The results of all this enquiry and practical implementation have been included in my book ‘Wellbeing in Interiors’ published by RIBA. Through this platform I get to speak more widely about philosophical questioning in relation to good design, wellbeing and spaces that really count. I started speaking about beauty. The biggest message I am grateful to share is that wellbeing is not in the buildings or interiors but the people. However interiors can support people’s wellbeing through being designed for comfort and being in harmony with the occupants. It is a choice we all need to make, every day. Design has power and we have the responsibility to use it consciously and wisely for good.
Wellbeing
Although my work on environmental sustainability was the beginning, wellbeing was a natural addition. This was matched over the recent years with a wiser financial approach to steadily become a sustainable business. We championed change in the industry around sustainability for over 10 years and just when we thought we were getting a break, there was Brexit. Most projects were paused or significantly reduced, my sister’s beautiful babies were born… and then COVID which made flourishing as a business very hard…
But, so also came Greta Thunberg, Extinction Rebellion, scientific fortitude and the unprecedented Australian fires which altogether created a sea change in global public perception and understanding. The hard effect of COVID on people and wellbeing has had a big impact on our business services.

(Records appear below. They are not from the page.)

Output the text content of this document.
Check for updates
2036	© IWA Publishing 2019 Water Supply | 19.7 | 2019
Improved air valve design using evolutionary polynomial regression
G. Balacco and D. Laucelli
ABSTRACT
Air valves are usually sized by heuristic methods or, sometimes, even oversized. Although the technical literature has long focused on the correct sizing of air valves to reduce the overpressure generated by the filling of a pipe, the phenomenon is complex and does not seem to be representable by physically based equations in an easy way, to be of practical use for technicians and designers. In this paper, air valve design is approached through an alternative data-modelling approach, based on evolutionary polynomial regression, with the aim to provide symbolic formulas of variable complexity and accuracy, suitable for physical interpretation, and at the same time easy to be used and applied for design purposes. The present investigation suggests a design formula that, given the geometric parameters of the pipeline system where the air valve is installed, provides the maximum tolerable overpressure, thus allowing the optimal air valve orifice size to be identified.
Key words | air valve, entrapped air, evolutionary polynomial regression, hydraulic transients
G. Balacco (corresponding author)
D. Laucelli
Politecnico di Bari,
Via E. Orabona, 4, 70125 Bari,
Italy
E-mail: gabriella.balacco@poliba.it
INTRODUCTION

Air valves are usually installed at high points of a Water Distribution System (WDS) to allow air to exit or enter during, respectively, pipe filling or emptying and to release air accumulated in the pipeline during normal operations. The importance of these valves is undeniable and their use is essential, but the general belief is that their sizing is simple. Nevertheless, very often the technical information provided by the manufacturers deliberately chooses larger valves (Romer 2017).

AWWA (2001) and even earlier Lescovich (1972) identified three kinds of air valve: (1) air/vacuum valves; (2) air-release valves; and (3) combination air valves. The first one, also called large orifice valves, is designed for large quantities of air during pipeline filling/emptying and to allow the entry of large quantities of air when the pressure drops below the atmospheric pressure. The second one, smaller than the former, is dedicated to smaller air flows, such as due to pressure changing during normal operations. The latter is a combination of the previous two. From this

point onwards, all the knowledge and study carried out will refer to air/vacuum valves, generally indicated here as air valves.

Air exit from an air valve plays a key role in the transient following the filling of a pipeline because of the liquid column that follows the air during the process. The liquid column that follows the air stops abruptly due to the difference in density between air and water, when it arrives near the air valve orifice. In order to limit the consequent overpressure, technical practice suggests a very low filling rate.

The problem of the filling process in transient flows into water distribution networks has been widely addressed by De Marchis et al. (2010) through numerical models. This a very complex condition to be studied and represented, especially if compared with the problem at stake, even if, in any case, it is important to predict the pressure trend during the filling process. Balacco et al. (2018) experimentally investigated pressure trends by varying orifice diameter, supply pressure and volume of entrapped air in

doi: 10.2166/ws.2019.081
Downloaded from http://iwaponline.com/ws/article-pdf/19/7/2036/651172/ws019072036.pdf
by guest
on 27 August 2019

We have seen people decide to take up our training course on designing for wellbeing because they want to do good amidst so much negativity.
Wellbeing and WFH
Companies want to care for their exhausted staff and have booked their teams into our newly launched WFH (working from home) Space Consultations to support them while working from home either temporarily or longer term. Large global corporate institutions are now calling us to help with improving staff wellbeing, as well as reducing their environmental impacts towards sustainability.
In addition to all the workload I am grateful we have during this very challenging time, we’re in the process of re-evaluating company values and goals, and one thing is very clear above all. The work we do is for the betterment of all life, for truth, and applying the universal into the particular.